Eliphaz concludes his opening salvo by positioning himself as a neutral observer, simply stating the obvious.

"Your own mouth condemns you, and not I; and your own lips answer against you." (Job 15:6 LSB)

This is a classic bit of rhetorical jujitsu. "Don't blame me for this conclusion, Job. I'm not the one condemning you. Your own words are. I am just the objective messenger." This allows Eliphaz to maintain a posture of pious concern while driving the knife in deeper. He is the prosecutor pretending to be a court reporter.

And once more, the principle is true. Our Lord warns us, "For by your words you will be justified, and by your words you will be condemned" (Matthew 12:37). Words have weight. They have eternal consequences. We will all give an account for every careless word we speak. Eliphaz is not wrong about the principle that a man's words can and do condemn him.

His error is in setting himself up as the judge who gets to interpret the evidence and pronounce the verdict. He has heard Job's words, but he has not heard them correctly. He has listened for evidence to confirm his pre-existing conclusion, and he has found it in abundance. He is a hanging judge. He is so busy listening to Job's lips that he has failed to listen to Job's heart, and more importantly, he has failed to humble himself before a God who is infinitely more complex and glorious than his tidy system allowed.

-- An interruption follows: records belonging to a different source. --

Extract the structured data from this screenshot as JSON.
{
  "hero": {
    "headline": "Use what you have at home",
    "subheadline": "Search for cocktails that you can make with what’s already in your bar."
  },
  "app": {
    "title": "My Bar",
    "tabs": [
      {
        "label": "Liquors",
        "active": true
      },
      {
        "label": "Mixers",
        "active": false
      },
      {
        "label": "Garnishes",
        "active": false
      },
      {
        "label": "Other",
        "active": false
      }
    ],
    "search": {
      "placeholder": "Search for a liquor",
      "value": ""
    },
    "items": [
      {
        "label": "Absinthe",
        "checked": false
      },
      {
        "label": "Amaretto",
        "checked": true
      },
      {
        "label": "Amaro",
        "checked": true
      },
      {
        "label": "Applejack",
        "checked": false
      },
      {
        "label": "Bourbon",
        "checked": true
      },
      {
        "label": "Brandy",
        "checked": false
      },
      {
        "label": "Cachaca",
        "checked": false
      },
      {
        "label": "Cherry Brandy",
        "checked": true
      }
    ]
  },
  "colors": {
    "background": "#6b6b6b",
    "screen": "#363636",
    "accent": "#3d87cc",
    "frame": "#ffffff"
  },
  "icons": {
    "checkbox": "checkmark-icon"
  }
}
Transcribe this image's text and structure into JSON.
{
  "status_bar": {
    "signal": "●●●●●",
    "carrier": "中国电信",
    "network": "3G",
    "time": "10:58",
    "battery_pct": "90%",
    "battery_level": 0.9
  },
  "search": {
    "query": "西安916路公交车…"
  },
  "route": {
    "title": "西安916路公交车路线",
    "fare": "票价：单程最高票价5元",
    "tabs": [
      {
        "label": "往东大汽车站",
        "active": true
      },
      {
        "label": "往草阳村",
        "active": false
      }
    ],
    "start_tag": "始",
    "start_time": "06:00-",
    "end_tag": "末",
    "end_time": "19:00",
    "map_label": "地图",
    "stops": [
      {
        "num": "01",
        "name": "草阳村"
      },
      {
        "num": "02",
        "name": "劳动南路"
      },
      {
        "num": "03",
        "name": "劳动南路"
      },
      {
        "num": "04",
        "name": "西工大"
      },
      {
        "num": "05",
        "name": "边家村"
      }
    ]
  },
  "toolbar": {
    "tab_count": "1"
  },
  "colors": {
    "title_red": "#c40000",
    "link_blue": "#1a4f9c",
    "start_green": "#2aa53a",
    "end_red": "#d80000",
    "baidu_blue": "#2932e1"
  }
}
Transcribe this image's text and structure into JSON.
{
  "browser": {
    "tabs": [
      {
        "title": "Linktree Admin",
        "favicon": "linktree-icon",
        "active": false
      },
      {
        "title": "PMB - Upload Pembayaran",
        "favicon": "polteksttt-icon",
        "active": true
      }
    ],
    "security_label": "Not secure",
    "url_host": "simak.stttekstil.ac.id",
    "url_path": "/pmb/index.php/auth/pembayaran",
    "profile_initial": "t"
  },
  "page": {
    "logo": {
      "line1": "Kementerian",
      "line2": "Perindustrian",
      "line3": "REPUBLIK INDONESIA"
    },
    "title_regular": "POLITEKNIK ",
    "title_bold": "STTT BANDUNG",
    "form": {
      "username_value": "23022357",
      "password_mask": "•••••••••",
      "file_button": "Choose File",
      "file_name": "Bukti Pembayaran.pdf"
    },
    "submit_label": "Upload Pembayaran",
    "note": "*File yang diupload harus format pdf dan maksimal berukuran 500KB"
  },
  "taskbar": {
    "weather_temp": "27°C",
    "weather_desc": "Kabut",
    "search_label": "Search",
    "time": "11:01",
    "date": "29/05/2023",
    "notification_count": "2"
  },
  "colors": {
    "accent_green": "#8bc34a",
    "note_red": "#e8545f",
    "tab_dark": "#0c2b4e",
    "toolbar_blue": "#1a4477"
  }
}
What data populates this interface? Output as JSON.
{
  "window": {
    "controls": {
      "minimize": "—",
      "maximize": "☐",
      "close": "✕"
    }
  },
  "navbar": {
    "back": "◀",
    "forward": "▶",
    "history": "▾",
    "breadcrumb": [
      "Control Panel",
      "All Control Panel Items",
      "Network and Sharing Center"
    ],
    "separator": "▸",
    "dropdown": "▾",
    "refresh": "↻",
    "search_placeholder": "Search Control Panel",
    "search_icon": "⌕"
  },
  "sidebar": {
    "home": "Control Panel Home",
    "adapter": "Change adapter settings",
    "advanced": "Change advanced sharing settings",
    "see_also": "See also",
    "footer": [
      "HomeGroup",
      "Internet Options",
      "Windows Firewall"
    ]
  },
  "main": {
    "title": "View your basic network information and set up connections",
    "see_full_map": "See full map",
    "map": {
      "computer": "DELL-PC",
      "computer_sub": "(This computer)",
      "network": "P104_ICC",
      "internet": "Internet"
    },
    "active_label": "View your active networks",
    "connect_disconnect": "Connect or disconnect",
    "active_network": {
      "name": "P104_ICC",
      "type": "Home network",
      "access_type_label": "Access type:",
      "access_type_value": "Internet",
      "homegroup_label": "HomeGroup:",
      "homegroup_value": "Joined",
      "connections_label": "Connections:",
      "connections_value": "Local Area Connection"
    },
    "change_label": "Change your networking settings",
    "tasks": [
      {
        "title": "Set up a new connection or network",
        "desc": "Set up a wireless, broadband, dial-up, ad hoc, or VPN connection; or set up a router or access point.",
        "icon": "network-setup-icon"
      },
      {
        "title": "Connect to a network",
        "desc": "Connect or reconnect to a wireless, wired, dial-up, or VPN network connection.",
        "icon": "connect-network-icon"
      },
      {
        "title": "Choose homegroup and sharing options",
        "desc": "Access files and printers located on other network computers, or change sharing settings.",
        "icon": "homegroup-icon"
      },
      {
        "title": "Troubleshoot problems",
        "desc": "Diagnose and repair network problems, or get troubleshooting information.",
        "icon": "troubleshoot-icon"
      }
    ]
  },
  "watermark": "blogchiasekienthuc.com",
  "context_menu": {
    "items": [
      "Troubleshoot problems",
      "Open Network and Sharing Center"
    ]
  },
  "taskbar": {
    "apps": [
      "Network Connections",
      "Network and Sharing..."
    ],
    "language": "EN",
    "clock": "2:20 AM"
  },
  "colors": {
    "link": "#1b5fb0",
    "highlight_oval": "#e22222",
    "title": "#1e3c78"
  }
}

Conclusion: The Gospel for Miserable Comforters

It is easy for us to sit back and condemn Eliphaz. But we are all natural-born Pharisees. We are all tempted to become miserable comforters. We like answers. We like systems. We are uncomfortable with mystery, and we are profoundly uncomfortable with suffering that doesn't seem to have a neat and tidy cause.

When we encounter a brother or sister in the midst of a fiery trial, our temptation is to do exactly what Eliphaz did: to start talking, to offer explanations, to fill the air with the east wind of our own theological pronouncements. We do this because their suffering threatens us. It reveals the terrifying possibility that the same thing could happen to us, and we want to assure ourselves that there is a formula we can follow to avoid it.

The book of Job is a rebuke to all such foolishness. The answer to suffering is not a better formula. The answer is a Person. The answer is the Lord Jesus Christ. He is the truly wise one, whose words give life. He is the one who endured the ultimate suffering, not for any sin of His own, but for ours. On the cross, the neatest retribution principle in the universe, that the soul who sins shall die, was turned on its head. The only innocent man in history was condemned by the crafty tongues of sinful men and suffered the wrath of God that we deserved.

Christ's mouth did not condemn him; He was condemned for us. And because of this, our mouths do not have to condemn us. When we are confronted with suffering, our own or another's, the first move is not to explain it, but to run to the cross. We must learn to shut our mouths, as Job's friends should have done, and simply sit with the sufferer. We must learn to weep with those who weep. And when we do speak, it must not be with the scorching east wind of our own wisdom, but with the gentle and life-giving news of a Savior who entered our suffering and defeated it, and who will one day wipe every tear from our eyes.